Compact objects at stellar scale, generally including white dwarfs, neutron stars and stellar-mass black holes, are the final remnants of stellar evolution. Compact objects provide the most extreme physical conditions in the Universe, e.g., high density, strong gravity, and strong magnetic field. They are associated with some of the most energetic physical processes, such as relativistic jets and gamma-ray bursts. Compact object study is one of the most important approaches to understand the life cycle of stars, the related matter and energy exchange, and the effects on their environment and beyond. Meanwhile, compact objects provide the ideal laboratory for fundamental physics on the properties of matter under extreme physical conditions.

The Astronomy Department at Xiamen University has been carrying out diverse and fruitful studies on compact objects, on both the theoretical and observational regimes. Our faculty members have a long and rich history of theoretical research on accretion onto compact objects, which is one of the most energy-efficient processes in the Universe. Luminous radiation originating from the accreted gas reveals the properties of the compact objects, especially when they are not directly observable. The associated outflow affects the environment far beyond the scale of the compact objects. Gamma-ray bursts are the most violent and luminous explosions in the Universe. Our faculty members have been working actively on the theories of gamma-ray bursts, as well as of other transients such as fast radio bursts and supernovae. Another focus of our theoretical research is the fundamental properties of dense matter, such as the neutron star equation of state, and neutrino oscillation in dense matter.

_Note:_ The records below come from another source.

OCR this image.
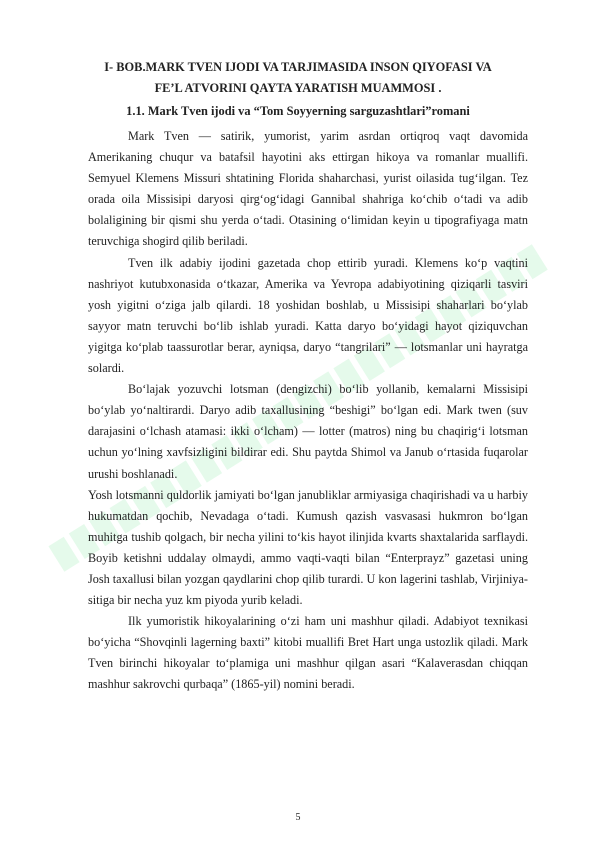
I- BOB.MARK TVEN IJODI VA TARJIMASIDA INSON QIYOFASI VA
FE’L ATVORINI QAYTA YARATISH MUAMMOSI .
1.1. Mark Tven ijodi va “Tom Soyyerning sarguzashtlari”romani

Mark Tven — satirik, yumorist, yarim asrdan ortiqroq vaqt davomida Amerikaning chuqur va batafsil hayotini aks ettirgan hikoya va romanlar muallifi. Semyuel Klemens Missuri shtatining Florida shaharchasi, yurist oilasida tug‘ilgan. Tez orada oila Missisipi daryosi qirg‘og‘idagi Gannibal shahriga ko‘chib o‘tadi va adib bolaligining bir qismi shu yerda o‘tadi. Otasining o‘limidan keyin u tipografiyaga matn teruvchiga shogird qilib beriladi.

Tven ilk adabiy ijodini gazetada chop ettirib yuradi. Klemens ko‘p vaqtini nashriyot kutubxonasida o‘tkazar, Amerika va Yevropa adabiyotining qiziqarli tasviri yosh yigitni o‘ziga jalb qilardi. 18 yoshidan boshlab, u Missisipi shaharlari bo‘ylab sayyor matn teruvchi bo‘lib ishlab yuradi. Katta daryo bo‘yidagi hayot qiziquvchan yigitga ko‘plab taassurotlar berar, ayniqsa, daryo “tangrilari” — lotsmanlar uni hayratga solardi.

Bo‘lajak yozuvchi lotsman (dengizchi) bo‘lib yollanib, kemalarni Missisipi bo‘ylab yo‘naltirardi. Daryo adib taxallusining “beshigi” bo‘lgan edi. Mark twen (suv darajasini o‘lchash atamasi: ikki o‘lcham) — lotter (matros) ning bu chaqirig‘i lotsman uchun yo‘lning xavfsizligini bildirar edi. Shu paytda Shimol va Janub o‘rtasida fuqarolar urushi boshlanadi.

Yosh lotsmanni quldorlik jamiyati bo‘lgan janubliklar armiyasiga chaqirishadi va u harbiy hukumatdan qochib, Nevadaga o‘tadi. Kumush qazish vasvasasi hukmron bo‘lgan muhitga tushib qolgach, bir necha yilini to‘kis hayot ilinjida kvarts shaxtalarida sarflaydi. Boyib ketishni uddalay olmaydi, ammo vaqti-vaqti bilan “Enterprayz” gazetasi uning Josh taxallusi bilan yozgan qaydlarini chop qilib turardi. U kon lagerini tashlab, Virjiniya-sitiga bir necha yuz km piyoda yurib keladi.

Ilk yumoristik hikoyalarining o‘zi ham uni mashhur qiladi. Adabiyot texnikasi bo‘yicha “Shovqinli lagerning baxti” kitobi muallifi Bret Hart unga ustozlik qiladi. Mark Tven birinchi hikoyalar to‘plamiga uni mashhur qilgan asari “Kalaverasdan chiqqan mashhur sakrovchi qurbaqa” (1865-yil) nomini beradi.

5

Studies on compact objects constitute a major part of the sub-discipline high energy astrophysics, for which the X-ray and gamma-ray facilities have been the main observational tools. Besides the expertise on X-rays and gamma-rays, our faculty members are embracing a multiwavelength, multimessenger approach. We are combining wide-field optical/infrared spectroscopic and photometric surveys (such as LAMOST and ASAS-SN), as well as astrometry databases, to search for the largely unexplored population of stellar-mass black holes. Time-resolved optical spectroscopy and photometry are employed to characterize the fundamental properties, especially the mass, of compact objects. We have also started to utilize gravitational waves and neutrinos as the new messengers to comprehend the physical properties and processes of compact objects. Our Department has been actively participating in major observational facilities, such as LAMOST, Insight/HXMT, FAST, CSST, eXTP, EP, HUBs, TMT, SKA, and JUNO.